Pour la première opération, Amina a produit 35 sacs et espère augmenter progressivement ce chiffre. «Nous avons pensé, mes trois associées et moi-même, à faire travailler les femmes sans revenus pour leur permettre de gagner leur vie, mais aussi de contribuer aux efforts de recyclage», nous dira Amina, qui a reçu par ailleurs le prix du «coup de cœur» pour les énergies renouvelables. NRECYCLI (jerecycle) du jeune Mebrouk Ahmed Ramy a décroché la troisième place.

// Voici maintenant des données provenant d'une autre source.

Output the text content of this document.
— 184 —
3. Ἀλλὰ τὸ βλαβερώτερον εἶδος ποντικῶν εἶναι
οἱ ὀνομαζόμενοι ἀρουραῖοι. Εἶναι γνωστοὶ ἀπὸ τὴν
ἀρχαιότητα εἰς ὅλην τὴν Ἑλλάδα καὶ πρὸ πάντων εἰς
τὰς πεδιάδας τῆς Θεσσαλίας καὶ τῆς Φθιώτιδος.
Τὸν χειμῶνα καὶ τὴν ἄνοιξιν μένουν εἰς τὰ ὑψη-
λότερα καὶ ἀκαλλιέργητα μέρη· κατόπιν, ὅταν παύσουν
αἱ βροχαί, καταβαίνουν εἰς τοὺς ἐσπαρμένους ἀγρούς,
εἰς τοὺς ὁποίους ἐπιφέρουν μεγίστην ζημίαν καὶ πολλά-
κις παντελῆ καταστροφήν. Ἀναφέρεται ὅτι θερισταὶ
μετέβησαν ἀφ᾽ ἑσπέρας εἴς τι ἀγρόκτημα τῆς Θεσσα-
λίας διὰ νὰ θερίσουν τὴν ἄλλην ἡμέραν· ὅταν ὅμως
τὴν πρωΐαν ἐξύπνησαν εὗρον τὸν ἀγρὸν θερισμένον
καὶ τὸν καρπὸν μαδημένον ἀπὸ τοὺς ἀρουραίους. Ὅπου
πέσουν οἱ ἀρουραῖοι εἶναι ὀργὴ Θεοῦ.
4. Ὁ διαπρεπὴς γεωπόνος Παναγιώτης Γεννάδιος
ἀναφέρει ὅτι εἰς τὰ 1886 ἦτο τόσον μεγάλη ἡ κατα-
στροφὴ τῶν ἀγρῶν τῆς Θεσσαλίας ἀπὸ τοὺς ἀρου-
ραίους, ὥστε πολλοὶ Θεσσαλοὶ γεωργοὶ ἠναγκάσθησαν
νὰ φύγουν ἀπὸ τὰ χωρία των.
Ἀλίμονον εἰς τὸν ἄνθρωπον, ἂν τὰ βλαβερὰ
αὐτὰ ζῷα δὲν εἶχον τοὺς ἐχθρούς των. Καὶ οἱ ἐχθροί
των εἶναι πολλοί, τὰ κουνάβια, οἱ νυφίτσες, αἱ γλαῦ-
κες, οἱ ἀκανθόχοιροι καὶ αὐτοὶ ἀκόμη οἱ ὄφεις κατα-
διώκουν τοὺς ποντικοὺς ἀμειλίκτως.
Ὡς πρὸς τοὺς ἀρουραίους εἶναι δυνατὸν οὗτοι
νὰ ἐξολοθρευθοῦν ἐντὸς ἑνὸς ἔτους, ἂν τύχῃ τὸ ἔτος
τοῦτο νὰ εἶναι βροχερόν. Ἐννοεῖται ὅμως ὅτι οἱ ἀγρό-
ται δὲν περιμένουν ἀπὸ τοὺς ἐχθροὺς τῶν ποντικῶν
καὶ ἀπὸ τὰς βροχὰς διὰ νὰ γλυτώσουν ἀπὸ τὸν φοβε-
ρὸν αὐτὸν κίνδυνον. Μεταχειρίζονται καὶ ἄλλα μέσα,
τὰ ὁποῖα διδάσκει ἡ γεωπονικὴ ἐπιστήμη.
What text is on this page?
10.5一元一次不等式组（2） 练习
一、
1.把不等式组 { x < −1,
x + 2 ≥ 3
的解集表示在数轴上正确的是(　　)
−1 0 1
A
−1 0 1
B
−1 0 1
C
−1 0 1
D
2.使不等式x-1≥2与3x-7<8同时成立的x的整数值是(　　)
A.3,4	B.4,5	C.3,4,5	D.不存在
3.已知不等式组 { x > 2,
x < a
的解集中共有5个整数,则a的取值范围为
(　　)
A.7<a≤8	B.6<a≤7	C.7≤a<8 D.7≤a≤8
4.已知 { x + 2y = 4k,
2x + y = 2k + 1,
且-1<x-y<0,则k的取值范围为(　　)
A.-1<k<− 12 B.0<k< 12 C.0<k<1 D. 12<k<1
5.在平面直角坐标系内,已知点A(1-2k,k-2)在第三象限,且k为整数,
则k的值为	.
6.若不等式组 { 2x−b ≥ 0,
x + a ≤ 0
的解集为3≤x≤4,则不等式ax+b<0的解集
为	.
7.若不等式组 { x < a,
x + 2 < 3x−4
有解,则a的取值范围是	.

Ahmed Ramy nous expliquera que son projet consiste à associer les familles dans le tri sélectif des déchets à la source. Il s’agit d’un dispositif communautaire de tri et de collecte des déchets ménagers qui démocratise le processus de tri au sein du foyer en générant de la contrepartie pour les familles. «Le projet se positionne comme un pont entre le consommateur et les sociétés de recyclage, tout en intégrant les différents acteurs de la chaîne de consommation», nous dira Ahmed Ramy, dont l’expérience a commencé à Blida, au niveau des cités AADL. «Faire de l’Algérie un pays propre où on peut prend un selfie, sans se soucier de l’état de l’environnement. Pour cela, du travail reste à faire», nous dira Ahmed Ramy.

Enfin, le label «Start-up pour une énergie meilleure» a été décroché par Green Latern, spécialisée également dans la valorisation des déchets organiques et leur transformation en énergies renouvelables. Des exemples de réussite qu’il y a lieu d’encourager. Faudrait-il pour cela que les changements arrivent sur tous les plans, comme nous le rappelleront les lauréats, qui aspirent au même titre que toute la jeunesse à de meilleures conditions pour contribuer au développement du pays.